Spoken Utterances Guiding chef’s Assistant Robots
In the last few years, Human-Machine interaction systems have been in the spotlight, as far as computer science and linguistics are concerned, resulting in many applications such as Virtual Assistants and Conversational Agents. The possibility to use such Artificial Intelligence technologies in domestic environments is increasingly becoming a reality. In order to ensure the future possibility of making such systems even more intelligent, further researches are needed. As it has been the case with Apple SIRI and Google Assistant technologies, recent approaches transformed the former dialogue systems in direct action actuators, removing or reducing, as much as possible, clarification requests that may arise in presence of ambiguous commands. In this view, Spoken Language Understanding (SLU) is nowadays one of the major challenges of the field.
Task Description and Data Annotation
The SUGAR task's goal is to train a voice-controlled robotic agent to act as a cooking assistant. For this purpose, a train corpus of spoken commands is collected and annotated. To collect the corpus, we designed a 3D virtual environment reconstructing and simulating a real kitchen where users can interact with a robot which receives commands to be performed in order to accomplish some recipes. User’s orders are inspired by silent cooking videos shown in the 3D scene, thus ensuring the naturalness of the spoken production. Videos are segmented into elementary portions (frames) and sequentially proposed to the speakers who will utter a single sentence after each seen frame. In this view, speakers watch at video portions and then give instructions to the robot to emulate what seen in the frame. The collected corpus then consists of a set of commands, whose meaning derives from the various combination of actions, items (i.e. ingredients), tools and different modifiers. Audio files will be captured in a real acoustic environment, with a microphone posed at about 1 mt of distance from the speakers. The resulting corpus contains audio files, for each of which speakers’ voice is segmented into sentences representing isolated commands.

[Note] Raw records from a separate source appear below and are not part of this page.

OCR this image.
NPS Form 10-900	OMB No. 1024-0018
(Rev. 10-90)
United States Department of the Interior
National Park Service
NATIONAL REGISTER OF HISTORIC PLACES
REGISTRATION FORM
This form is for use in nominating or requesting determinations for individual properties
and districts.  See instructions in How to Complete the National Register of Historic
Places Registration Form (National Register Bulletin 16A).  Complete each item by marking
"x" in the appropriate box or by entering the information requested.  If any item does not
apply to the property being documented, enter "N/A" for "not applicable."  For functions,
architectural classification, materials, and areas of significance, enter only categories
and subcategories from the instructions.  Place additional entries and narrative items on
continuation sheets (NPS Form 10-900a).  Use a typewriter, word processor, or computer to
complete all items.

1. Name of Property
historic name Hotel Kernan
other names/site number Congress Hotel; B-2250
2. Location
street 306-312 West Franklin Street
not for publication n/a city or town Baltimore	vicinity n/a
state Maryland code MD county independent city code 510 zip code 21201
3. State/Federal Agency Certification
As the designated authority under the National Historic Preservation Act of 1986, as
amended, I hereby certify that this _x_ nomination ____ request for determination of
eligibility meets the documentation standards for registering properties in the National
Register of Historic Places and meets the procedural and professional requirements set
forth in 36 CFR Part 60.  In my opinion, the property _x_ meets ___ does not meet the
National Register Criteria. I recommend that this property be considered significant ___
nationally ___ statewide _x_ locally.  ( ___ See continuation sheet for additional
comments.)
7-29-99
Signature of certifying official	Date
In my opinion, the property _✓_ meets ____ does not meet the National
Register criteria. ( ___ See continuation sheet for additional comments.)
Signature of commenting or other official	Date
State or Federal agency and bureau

Actions will be represented as a finite set of predicates accepting an open set of parameters. For example, the action of putting may refer to a pot being placed on the fire
or to an egg being put in a bowl
The annotation process results in determining the optimal action predicate corresponding to each command. The train set consists of audio file and predicate description pairs, where the predicate serves as an interpretation of the intention to be performed by the robot. For these scenarios, the audio file will be always mapped on a single interpretative predicate.
The train set consists of 1500 utterances produced by 20 different speakers annotated by experts in creating the train set to be handed out in May 2018. The test set consists of 500 audio files containing uttered commands and will be made available in September 2018.
Differently from the training set, actions in the test set will not be expressed in the regular sequence that leads to the completion of a given recipe: isolated commands will be randomly extracted by original sequences - however single actions will be the same ones found in the training set, while the objects, on which such actions may be applied to, will vary (i.e. different recipes, ingredients, tools...). For each recorded command, a file describing the context in which the command was issued will be provided. The context file will contain a trace of the previous history of the interaction, composed of utterances and previous actions taken by the robot. The context will be represented as the correct command history up to 3 previous steps.
Participants will be evaluated on the basis of correctly interpreted commands, represented in the form of predicates.
The evaluation protocol will cover the following possibilities:
• The proposed system correctly detects the requested action and all its parameters
• The proposed system asks for repetition
• The proposed system correctly detects the requested action but it assigns the wrong parameters
• The proposed system misses the action
The possibility of asking for repetitions is left to participants to avoid forcing them to provide an answer in uncertain conditions. In this case, the evaluation protocol will assign a weaker penalization than the one considered for missing the parameters or the action. The collected corpus will not, however, contain situations in which the system asks for repetitions. The details of the evaluation procedure will be designed to align the considered scenario to metrics reported in the literature.